| |

Banana Cream Pie
This is a simple recipe for you banana lovers. This will give you a reason to try my EVELYN'S VANILLA PUDDING.
1 pkg. (6 serve.) instant vanilla pudding or try my homemade pudding EVELYN'S VANILLA PUDDING
1/2 cup whipping cream, whipped OR 1-1/2 cup non-dairy whipped topping
2 Bananas
1 pastry shell ( 9 inches), baked |
 |
Prepare pudding as directed on package for pie. My recipe EVELYN'S VANILLA PUDDING can replace the instant pudding.
Reserve 1 cup of pudding.
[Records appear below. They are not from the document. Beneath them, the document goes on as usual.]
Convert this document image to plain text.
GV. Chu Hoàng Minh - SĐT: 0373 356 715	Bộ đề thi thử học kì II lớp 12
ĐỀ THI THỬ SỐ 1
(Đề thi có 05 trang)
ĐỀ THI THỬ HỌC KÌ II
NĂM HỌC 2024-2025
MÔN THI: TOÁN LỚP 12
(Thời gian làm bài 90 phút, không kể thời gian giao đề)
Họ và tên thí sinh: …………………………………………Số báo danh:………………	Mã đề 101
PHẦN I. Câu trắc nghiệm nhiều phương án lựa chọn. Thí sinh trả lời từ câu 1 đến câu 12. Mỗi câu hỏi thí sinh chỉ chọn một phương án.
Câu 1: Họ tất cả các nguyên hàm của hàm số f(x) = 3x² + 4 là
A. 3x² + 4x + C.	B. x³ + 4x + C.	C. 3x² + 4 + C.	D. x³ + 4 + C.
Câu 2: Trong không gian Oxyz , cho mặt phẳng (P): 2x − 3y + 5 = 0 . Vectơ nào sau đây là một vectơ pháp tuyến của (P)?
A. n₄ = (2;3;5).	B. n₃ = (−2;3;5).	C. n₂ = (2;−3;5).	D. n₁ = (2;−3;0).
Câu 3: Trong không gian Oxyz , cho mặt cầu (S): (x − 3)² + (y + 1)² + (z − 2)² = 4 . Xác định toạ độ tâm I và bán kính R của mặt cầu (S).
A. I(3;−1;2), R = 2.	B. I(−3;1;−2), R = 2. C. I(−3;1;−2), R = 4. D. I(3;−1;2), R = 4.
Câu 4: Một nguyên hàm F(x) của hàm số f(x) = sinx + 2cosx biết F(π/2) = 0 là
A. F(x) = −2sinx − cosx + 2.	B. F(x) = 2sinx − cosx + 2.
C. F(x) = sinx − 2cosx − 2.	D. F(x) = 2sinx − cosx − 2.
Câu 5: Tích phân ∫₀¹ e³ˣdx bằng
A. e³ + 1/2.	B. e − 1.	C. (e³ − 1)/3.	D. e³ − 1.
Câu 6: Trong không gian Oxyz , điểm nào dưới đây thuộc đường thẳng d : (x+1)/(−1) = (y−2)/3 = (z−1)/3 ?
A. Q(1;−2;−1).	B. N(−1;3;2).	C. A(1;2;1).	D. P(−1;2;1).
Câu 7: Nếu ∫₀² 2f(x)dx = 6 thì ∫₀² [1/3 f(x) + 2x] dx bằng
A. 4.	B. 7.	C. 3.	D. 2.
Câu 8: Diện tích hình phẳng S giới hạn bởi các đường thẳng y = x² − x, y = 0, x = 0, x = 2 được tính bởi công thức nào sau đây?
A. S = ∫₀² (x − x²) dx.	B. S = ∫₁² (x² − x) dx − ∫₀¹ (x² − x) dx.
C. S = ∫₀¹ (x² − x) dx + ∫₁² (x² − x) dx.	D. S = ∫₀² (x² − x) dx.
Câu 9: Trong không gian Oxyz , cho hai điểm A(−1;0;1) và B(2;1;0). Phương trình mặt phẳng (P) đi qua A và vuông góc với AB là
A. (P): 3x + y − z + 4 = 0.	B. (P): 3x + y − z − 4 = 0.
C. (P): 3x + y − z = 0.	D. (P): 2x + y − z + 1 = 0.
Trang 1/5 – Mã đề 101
Fold whipped cream or topping into rest of pudding; set aside.
Pour half of the blended pudding into the pastry shell.
Slice 1-1/2 bananas and arrange slices on top of filling in shell. Reserve 1/2 banana.
Top with remaining blended pudding.
Spread reserved pudding carefully over filling in shell. Chill 3 hours.
Garnish with additional whipped topping and reserved 1/2 banana, sliced and dipped in lemon juice. Refrigerate leftovers.
Yield: 6 to 8 servings.
NOTE: Black Bottom Banana Cream Pie
You can make chocolate pudding and put it on the bottom of the pastry shell. Arrange banana slices on top. Add a vanilla layer of pudding. Slice bananas on top with whipped cream.